T is five months old and is growing and changing all the time. It was only in January that he first started to smile, but now he has this wonderful little giggle that he does when I play with him. I love the way that, when presented with something new to see, he goes quiet and his little head sweeps slowly from one side to another, and then back again, as he takes in whatever is the object of his fascination. Every day something is new, and it is fantastic.
I'm not sure that I have changed that much. That's not to say that I haven't, just that I'm still too close to whatever change has occurred to really understand it. It is odd, though, to think that only a few short months ago it was just the two of us and now there are three. Strange to report, but I have difficulty remembering just what life was like without him.

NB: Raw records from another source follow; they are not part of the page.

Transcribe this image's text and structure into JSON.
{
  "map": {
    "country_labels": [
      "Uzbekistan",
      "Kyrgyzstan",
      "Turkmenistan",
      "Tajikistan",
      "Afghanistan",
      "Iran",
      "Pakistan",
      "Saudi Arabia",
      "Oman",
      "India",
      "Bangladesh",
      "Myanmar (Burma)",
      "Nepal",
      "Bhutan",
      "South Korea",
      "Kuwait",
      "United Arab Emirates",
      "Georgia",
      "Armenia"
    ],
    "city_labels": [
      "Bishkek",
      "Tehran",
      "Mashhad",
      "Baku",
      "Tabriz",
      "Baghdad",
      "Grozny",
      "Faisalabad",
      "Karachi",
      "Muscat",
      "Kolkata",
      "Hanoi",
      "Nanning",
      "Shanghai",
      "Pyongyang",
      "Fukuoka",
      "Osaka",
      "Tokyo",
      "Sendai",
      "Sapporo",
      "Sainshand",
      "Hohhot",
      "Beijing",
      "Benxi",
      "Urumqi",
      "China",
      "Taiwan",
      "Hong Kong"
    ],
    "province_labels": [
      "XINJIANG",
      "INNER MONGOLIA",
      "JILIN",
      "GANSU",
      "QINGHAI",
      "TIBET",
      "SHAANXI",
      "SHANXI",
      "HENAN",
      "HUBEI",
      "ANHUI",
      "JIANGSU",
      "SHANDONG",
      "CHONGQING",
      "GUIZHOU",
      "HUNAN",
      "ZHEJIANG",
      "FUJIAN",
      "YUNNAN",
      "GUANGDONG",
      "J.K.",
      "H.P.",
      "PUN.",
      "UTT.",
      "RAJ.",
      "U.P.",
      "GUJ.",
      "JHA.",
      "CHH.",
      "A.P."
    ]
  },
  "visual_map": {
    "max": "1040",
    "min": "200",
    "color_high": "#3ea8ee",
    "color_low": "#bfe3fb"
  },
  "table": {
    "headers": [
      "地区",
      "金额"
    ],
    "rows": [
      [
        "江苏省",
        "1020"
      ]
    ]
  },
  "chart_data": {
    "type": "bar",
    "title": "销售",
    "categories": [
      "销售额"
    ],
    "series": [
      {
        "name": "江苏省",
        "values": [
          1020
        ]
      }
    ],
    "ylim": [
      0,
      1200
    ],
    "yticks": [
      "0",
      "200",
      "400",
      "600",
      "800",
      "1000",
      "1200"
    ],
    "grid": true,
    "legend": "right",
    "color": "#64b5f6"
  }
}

It all feels very much of the moment, and although we are already booking nursery places, future days seem a very long way off. On the subjects that the Sunday papers say I should worry about, I have not given any thought to. Which school and university is not a concern as yet. I am also not boring people with trivial statements about how I will disown him if he doesn't support Bristol. I'm not, if the truth be told, thinking about markers that have to be reached in the short, medium or long term.
The reason is, I'm sure, that my overwhelming ambition for my son is just that he is happy. How he achieves that is something I will have a huge part in, but, ultimately, it is down to him. I need to help him find the way, not show him a path and, anyway, I'm just enjoying T being T too much at the moment to think of anything else.